Des matières contenues dans ce volume, nous faisons deux parts : l’une pour la CRITIQUE RELIGIEUSE, l’autre pour la CRITIQUE LITTÉRAIRE. On retrouvera sous cette double étiquette presque tous les écrits de Voltaire, que les éditeurs de Kehl avaient réunis sous les rubriques : PHILOSOPHIE et MÉLANGES LITTÉRAIRES. C’était là des titres bien vagues, et le premier surtout ne semblait guère convenir au genre d’ouvrages le plus nombreux dont il était suivi. Mais on avait dû choisir par prudence un terme aussi général.
L’édition de Kehl paraissait sous le règne de Louis XVI ; beaucoup d’écrits qu’on y réimprimait avaient été naguère condamnés et supprimés ; il fallait, pour obtenir qu’on les tolérât dans la masse des œuvres complètes, ne pas avoir trop l’air de braver la justice : on les déguisait donc, loin de les afficher. Ainsi la division dite PHILOSOPHIE s’ouvrait par le Traité de métaphysique, afin de justifier son titre ; mais c’était, à la suite, Dieu et les hommes, Les sentiments du curé Meslier, ouvrages de critique religieuse tous deux condamnés ; et, derrière, arrivait encore toute la série des autres publications clandestines de Voltaire contre le catholicisme.

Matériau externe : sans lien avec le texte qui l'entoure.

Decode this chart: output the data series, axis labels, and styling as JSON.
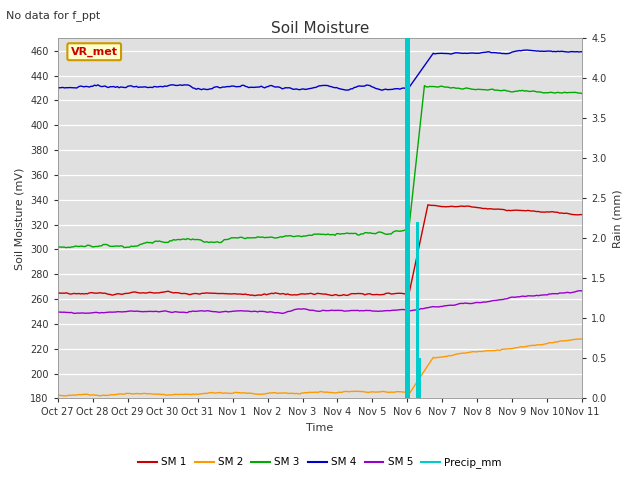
{
  "title": "Soil Moisture",
  "subtitle": "No data for f_ppt",
  "xlabel": "Time",
  "ylabel_left": "Soil Moisture (mV)",
  "ylabel_right": "Rain (mm)",
  "ylim_left": [
    180,
    470
  ],
  "ylim_right": [
    0.0,
    4.5
  ],
  "yticks_left": [
    180,
    200,
    220,
    240,
    260,
    280,
    300,
    320,
    340,
    360,
    380,
    400,
    420,
    440,
    460
  ],
  "yticks_right": [
    0.0,
    0.5,
    1.0,
    1.5,
    2.0,
    2.5,
    3.0,
    3.5,
    4.0,
    4.5
  ],
  "bg_color": "#e0e0e0",
  "line_colors": {
    "SM1": "#cc0000",
    "SM2": "#ff9900",
    "SM3": "#00aa00",
    "SM4": "#0000cc",
    "SM5": "#9900cc",
    "Precip": "#00cccc"
  },
  "legend_label": "VR_met",
  "x_tick_labels": [
    "Oct 27",
    "Oct 28",
    "Oct 29",
    "Oct 30",
    "Oct 31",
    "Nov 1",
    "Nov 2",
    "Nov 3",
    "Nov 4",
    "Nov 5",
    "Nov 6",
    "Nov 7",
    "Nov 8",
    "Nov 9",
    "Nov 10",
    "Nov 11"
  ],
  "x_tick_labels_compact": [
    "Oct 27",
    "Oct 28",
    "Oct 29",
    "Oct 30",
    "Oct 31",
    "Nov 1",
    "Nov 2",
    "Nov 3",
    "Nov 4",
    "Nov 5",
    "Nov 6",
    "Nov 7",
    "Nov 8",
    "Nov 9",
    "Nov 10",
    "Nov 11"
  ]
}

C’est à tous ces trésors d’érudition, de bon sens et de verve gauloise que nous donnons aujourd’hui la première place. Les deux ou trois ouvrages de métaphysique ne viendront cette fois qu’en manière de conclusion. La Critique religieuse aura pour tête de colonne les Commentaires sur la Bible, de même que les Commentaires sur Corneille seront en avant dans la Critique littéraire. Puis, si d’une part Voltaire juge Molière, Racine, Boileau, Shakespeare, les deux Rousseau, etc. ; de l’autre, il s’expliquera sur Moïse, Jésus, saint Paul, Malebranche, Pascal, Meslier, etc. On voit tout de suite qu’il y a unité dans ce volume, malgré l’apparente variété de ses matières. Voltaire y domine à titre de critique proprement dit et de commentateur.
On trouvera dans les différents écrits théologiques de Voltaire beaucoup de répétitions et quelques contradictions apparentes. Mais « ces contradictions, dirons-nous avec les éditeurs de Kehl, n’ont d’autre cause que la liberté plus ou moins grande avec laquelle il a cru devoir se permettre d’établir ses opinions. Toutes les fois qu’un écrivain ne peut dire sous son nom tout ce qu’il croit être la vérité, sans s’exposer à une persécution injuste, les ouvrages qu’il publie doivent être lus et jugés comme des ouvrages dramatiques. Ce n’est point l’auteur qui parle, mais le personnage sous lequel il a voulu se cacher L’obligation de dire la vérité aux hommes, de ne jamais les tromper, est toujours la même ; mais à chaque forme d’ouvrage est susceptible d’une vérité différente. On peut être de bonne ou de mauvaise foi dans un roman comme dans une histoire, dans une tragédie comme dans un livre de morale ; mais ce n’est point de la même manière.
Quant aux répétitions, tous ces ouvrages ont été publiés à part et successivement ; ils se répandaient difficilement et avec lenteur dans la capitale, dans les provinces, dans plusieurs États de l’Europe, où les opinions nouvelles étaient saisies aux portes des villes comme des marchandises prohibées, et où des hommes, chargés de ce qu’ils appelaient la Police des livres, s’étaient arrogé le droit de penser pour le reste de leurs concitoyens. Souvent ceux entre les mains de qui tombait par hasard un de ces ouvrages n’avaient pu connaître les autres : il n’était donc point inutile d’y répéter les mêmes choses. »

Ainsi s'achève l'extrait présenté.